Rocketing Towards Safer Drug Delivery

Tiny Rockets

An innovative 3-D inkjet printing method has allowed researchers from the University of Sheffield to take the biggest step yet in producing microscopic silk swimming devices that are biodegradable and harmless to a biological system. These devices will potentially be used in the human body for applications including drug delivery and to help pinpoint cancer cells.

Previous devices have been expensive to produce, complicated to manufacture and made from polystyrene beads, carbon nanotubes or metals which have to be covered in a catalyst layer (such as platinum) to be able to swim successfully. These devices are often unfriendly to the biological environment they are placed in. Using this new technique, however, researchers will be able to use safer, non-toxic materials which will not cause harm to or injure any living tissue or biological environment.

The size of a single rocket is miniscule, 300 microns in length and 100 microns in diameter, which can be comparative to the thickness of a single human hair and to top it off they create their own thrust, allowing them to swim through any bio fluid containing the fuel.

bio rockets
a) Schematic showing the RIJ process for manufacturing catalytic micro-rockets. b) Overview of silk rocket RIJ array c) Top view of a symmetrically active silk bio-rocket. d) Symmetrically active bio-rocket. e) Janus micro-rocket – red arrow indicates PMMA barrier layer between catalytically active and inactive segments. f) Image showing a single symmetrical ink micro-rocket. g) Another view of Janus micro-rocket. (Image credits: Small Journal)

This is the first time these micro-rockets have been produced using this new reactive inkjet printing method, which uses a solution of dissolved silk mixed with an enzyme. This solution is placed into a 3-D inkjet printer, which, in a process is similar to normal inkjet printing, builds up layers of ink to create a column of the rocket.

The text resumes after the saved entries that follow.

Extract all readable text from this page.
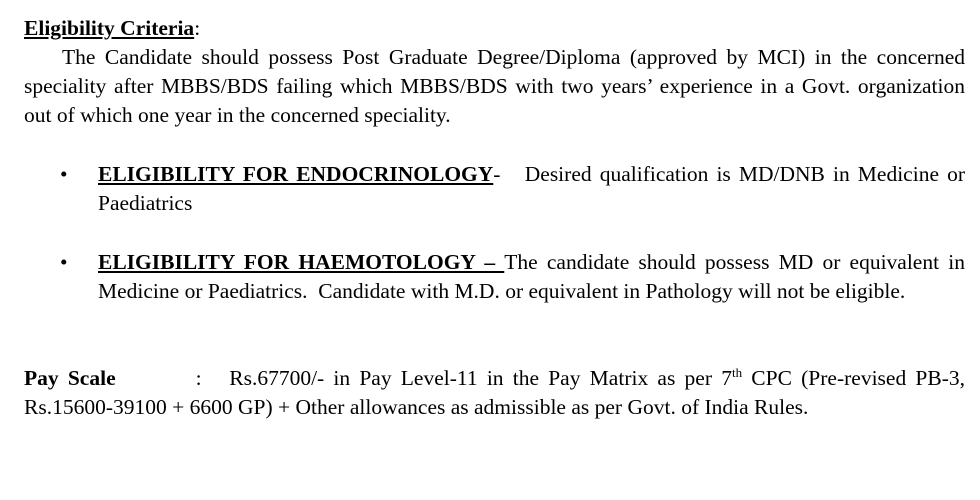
Eligibility Criteria:

The Candidate should possess Post Graduate Degree/Diploma (approved by MCI) in the concerned speciality after MBBS/BDS failing which MBBS/BDS with two years’ experience in a Govt. organization out of which one year in the concerned speciality.

• ELIGIBILITY FOR ENDOCRINOLOGY-   Desired qualification is MD/DNB in Medicine or Paediatrics
• ELIGIBILITY FOR HAEMOTOLOGY – The candidate should possess MD or equivalent in Medicine or Paediatrics.  Candidate with M.D. or equivalent in Pathology will not be eligible.

Pay Scale	: Rs.67700/- in Pay Level-11 in the Pay Matrix as per 7th CPC (Pre-revised PB-3, Rs.15600-39100 + 6600 GP) + Other allowances as admissible as per Govt. of India Rules.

By printing methanol on top of the printed solution a reaction is triggered which forms rigid rocket shape, trapping the enzyme within a silk lattice structure. Enzyme operates as a catalyst, reacting with fuel molecules to produce bubbles that propel the rocket forward.

Using an enzyme as a catalyst and silk to form the rocket produces a much safer device that is biodegradable, cheaper and simpler to make, removing a major barrier to micro-rockets becoming a reality outside of the lab.

The inkjet printing technique also allows to digitally define the shape of a rocket before its placed in the production. This makes it a lot easier to optimize the shape in order to control the way the device swims through the system.

The full study was published in the Small journal.